Hurricane Matthew, the most powerful Atlantic tropical storm in almost a decade, was gearing up to deliver a potentially devastating blow to the Caribbean as wary U.S. authorities began preparing for a possible landfall on the Atlantic Coast late in the week.
Well before its expected arrival sometime early Tuesday, Matthew was already pouring torrential rain on Haiti, where "staggering rainfall totals are possible," said Rick Knabb, director of the National Hurricane Center.
National and international authorities were rushing to meet what was being predicted as a humanitarian disaster in Haiti, the poorest nation in the Western Hemisphere, which is still struggling to rebound from a series of earlier natural disasters.
At 11 p.m. ET Monday, Matthew was a category 4 hurricane, making it the most powerful Atlantic storm since 2007. It was 190 miles southwest of the Haitian capital, Port-au-Prince, and was creeping along at just 7 mph with slightly stronger sustained winds up to 145 mph.
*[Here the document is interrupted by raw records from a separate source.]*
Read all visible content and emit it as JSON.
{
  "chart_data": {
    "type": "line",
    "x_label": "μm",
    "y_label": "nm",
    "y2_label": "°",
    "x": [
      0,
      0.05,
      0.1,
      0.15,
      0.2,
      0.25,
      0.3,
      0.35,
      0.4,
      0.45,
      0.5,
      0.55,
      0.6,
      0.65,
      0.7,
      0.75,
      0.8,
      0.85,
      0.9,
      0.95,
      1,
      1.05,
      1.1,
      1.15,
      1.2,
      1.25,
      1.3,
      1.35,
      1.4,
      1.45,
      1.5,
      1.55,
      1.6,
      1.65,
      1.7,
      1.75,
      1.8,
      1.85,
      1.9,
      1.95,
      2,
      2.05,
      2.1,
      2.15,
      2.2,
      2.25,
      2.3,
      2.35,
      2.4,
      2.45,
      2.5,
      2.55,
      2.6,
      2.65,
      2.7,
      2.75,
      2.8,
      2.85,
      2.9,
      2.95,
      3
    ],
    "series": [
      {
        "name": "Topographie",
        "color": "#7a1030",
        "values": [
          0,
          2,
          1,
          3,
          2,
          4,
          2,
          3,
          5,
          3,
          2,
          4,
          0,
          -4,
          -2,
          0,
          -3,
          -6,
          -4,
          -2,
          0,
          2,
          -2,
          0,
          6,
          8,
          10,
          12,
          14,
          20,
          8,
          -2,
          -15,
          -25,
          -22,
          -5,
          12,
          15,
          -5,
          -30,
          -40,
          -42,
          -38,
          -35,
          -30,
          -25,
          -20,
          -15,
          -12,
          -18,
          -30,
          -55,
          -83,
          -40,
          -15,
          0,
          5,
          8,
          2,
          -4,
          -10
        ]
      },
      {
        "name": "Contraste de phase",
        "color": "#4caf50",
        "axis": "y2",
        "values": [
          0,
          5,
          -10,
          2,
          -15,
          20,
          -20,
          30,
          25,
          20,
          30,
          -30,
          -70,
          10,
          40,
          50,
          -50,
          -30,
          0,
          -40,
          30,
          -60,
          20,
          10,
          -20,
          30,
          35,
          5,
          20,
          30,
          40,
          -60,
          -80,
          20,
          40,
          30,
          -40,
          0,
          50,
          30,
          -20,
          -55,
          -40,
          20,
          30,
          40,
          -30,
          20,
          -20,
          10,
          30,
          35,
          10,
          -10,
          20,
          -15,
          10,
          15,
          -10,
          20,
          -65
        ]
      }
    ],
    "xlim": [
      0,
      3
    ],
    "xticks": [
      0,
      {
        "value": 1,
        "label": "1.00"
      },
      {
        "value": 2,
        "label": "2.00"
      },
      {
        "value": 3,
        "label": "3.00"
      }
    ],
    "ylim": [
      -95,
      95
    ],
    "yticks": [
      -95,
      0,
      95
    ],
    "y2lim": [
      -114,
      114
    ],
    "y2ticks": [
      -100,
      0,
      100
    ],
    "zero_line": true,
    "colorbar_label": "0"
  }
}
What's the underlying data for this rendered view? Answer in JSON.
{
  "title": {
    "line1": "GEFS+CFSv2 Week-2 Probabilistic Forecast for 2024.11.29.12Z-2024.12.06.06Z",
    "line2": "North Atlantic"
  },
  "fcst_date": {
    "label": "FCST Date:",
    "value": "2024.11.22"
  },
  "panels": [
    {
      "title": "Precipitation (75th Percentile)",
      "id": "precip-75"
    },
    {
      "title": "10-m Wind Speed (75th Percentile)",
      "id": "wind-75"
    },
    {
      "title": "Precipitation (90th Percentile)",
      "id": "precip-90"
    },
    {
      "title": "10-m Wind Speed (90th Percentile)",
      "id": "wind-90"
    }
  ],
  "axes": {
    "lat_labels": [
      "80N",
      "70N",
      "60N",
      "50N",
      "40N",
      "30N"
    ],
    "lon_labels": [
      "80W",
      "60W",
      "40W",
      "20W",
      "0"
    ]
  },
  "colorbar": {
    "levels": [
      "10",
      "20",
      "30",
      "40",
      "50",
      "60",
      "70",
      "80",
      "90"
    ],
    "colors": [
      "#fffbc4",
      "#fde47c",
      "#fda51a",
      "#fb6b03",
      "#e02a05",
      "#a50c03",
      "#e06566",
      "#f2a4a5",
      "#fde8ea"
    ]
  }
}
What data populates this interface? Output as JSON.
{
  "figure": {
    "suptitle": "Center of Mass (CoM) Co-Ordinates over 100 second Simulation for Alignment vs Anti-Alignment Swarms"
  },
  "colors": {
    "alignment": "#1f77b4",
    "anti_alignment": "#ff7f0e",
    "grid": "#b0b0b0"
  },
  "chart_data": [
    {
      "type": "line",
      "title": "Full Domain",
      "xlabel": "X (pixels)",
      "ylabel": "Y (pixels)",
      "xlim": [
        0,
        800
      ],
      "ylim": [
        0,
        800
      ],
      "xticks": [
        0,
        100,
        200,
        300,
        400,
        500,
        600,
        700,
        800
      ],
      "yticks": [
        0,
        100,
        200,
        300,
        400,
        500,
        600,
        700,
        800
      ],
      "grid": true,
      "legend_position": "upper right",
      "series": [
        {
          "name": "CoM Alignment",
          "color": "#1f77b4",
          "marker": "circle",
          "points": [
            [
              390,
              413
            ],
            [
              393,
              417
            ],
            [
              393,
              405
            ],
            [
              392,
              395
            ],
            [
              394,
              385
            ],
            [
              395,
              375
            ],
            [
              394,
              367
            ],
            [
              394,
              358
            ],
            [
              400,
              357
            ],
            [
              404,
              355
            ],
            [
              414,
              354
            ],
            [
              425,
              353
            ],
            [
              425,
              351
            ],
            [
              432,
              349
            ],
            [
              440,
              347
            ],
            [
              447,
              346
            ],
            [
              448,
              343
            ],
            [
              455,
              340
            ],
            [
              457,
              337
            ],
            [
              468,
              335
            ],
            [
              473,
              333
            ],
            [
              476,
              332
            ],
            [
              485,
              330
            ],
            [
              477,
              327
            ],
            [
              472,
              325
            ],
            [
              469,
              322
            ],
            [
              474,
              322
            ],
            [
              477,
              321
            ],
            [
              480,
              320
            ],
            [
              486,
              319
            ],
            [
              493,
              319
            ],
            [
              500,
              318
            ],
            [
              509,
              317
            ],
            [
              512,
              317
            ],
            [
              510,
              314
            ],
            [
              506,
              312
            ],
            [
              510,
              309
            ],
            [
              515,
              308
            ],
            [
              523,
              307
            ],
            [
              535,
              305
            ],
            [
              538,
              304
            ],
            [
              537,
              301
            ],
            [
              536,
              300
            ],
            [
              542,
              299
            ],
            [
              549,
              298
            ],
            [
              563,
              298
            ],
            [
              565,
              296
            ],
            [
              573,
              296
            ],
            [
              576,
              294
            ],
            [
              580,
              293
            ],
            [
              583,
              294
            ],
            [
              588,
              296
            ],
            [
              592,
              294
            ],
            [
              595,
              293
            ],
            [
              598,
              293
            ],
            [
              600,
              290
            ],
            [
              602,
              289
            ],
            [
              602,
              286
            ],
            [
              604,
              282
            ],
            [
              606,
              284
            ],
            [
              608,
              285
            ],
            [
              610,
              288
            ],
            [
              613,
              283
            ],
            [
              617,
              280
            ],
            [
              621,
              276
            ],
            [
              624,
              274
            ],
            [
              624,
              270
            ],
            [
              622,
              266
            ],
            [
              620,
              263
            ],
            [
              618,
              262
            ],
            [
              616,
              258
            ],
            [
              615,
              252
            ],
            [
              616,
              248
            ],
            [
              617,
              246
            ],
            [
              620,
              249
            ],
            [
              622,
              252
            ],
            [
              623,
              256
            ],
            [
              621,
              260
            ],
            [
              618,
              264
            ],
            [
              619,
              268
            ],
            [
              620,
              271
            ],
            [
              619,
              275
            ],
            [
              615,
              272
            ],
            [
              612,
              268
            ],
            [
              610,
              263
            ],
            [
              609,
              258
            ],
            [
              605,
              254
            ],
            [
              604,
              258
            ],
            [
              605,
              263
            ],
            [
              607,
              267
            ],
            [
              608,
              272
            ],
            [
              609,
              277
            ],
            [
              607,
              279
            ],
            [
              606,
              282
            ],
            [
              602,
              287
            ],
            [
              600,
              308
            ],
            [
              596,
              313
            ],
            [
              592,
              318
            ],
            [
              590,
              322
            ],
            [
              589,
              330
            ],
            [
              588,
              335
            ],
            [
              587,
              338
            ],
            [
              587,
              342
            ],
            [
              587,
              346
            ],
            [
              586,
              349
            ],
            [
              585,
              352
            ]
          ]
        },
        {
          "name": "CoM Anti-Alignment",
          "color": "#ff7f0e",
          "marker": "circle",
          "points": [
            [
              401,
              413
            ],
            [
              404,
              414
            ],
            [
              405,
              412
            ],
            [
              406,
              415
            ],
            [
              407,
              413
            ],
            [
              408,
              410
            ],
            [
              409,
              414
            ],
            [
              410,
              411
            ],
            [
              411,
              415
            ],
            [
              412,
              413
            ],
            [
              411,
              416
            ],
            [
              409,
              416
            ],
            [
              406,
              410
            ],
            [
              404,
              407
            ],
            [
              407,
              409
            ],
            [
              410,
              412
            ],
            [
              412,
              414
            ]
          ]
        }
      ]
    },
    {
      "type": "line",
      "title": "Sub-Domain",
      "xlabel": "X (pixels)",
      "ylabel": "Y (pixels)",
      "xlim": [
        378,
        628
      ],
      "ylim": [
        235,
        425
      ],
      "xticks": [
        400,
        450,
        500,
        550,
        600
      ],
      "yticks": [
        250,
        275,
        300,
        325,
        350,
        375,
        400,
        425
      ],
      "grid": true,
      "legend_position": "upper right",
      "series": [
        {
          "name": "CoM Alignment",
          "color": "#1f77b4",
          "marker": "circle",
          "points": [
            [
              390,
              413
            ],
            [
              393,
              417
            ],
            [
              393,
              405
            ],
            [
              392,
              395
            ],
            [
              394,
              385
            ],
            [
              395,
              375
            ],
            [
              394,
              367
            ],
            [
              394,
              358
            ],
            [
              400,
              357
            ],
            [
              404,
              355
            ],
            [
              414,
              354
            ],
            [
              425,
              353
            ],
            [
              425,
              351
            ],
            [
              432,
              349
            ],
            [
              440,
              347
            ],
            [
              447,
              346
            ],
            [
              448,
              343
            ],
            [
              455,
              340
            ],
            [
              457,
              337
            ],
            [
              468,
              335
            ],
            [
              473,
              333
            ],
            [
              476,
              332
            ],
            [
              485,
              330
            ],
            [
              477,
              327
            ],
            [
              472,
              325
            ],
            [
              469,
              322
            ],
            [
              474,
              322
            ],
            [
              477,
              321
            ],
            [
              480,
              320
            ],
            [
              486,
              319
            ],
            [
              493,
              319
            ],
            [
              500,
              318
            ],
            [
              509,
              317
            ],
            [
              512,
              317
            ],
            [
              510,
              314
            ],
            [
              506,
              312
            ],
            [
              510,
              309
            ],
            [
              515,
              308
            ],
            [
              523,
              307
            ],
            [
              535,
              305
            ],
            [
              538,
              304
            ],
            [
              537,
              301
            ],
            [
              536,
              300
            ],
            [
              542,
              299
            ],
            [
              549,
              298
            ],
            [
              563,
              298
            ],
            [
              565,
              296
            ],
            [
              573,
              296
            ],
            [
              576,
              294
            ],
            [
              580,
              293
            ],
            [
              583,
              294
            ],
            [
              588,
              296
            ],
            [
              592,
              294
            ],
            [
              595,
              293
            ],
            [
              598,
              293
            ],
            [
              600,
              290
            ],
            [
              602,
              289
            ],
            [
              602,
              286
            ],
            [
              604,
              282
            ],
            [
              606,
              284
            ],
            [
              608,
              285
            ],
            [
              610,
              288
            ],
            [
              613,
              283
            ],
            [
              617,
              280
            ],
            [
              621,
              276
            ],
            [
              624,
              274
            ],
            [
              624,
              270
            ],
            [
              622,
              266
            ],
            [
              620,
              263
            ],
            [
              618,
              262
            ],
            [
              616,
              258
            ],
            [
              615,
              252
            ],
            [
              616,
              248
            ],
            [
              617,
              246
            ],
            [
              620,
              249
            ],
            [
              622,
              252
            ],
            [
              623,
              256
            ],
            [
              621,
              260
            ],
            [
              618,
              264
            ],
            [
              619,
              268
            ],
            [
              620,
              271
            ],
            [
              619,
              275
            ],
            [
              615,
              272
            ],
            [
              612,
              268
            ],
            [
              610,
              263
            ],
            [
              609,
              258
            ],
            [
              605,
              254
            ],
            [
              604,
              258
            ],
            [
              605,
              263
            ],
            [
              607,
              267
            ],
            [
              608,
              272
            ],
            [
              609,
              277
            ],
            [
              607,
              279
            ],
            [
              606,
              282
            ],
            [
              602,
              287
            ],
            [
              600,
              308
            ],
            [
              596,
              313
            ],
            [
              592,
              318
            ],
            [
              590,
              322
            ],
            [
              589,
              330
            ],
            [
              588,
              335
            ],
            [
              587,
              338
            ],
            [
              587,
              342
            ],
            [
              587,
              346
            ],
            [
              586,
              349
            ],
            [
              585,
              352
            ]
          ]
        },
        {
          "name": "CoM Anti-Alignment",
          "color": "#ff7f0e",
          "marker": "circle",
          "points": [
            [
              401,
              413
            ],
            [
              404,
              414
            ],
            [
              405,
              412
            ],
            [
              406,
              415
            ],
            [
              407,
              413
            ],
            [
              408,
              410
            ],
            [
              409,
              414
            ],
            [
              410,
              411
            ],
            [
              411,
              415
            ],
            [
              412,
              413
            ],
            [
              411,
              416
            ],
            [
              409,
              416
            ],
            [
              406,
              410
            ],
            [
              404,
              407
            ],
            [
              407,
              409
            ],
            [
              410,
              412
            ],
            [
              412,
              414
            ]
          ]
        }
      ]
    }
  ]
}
rojections of the potential disaster in Haiti were so dire that the U.S. Embassy in Port-Au-Prince felt compelled to reassure people that as far as it knew, there was nothing yet that "indicates that southern cities will 'disappear.'"
Matthew is "just an absolute powerhouse," said Ari Sarsalari, a meteorologist for The Weather Channel. And besides Haiti, it will be "a really nasty storm in Jamaica and eastern Cuba," he said.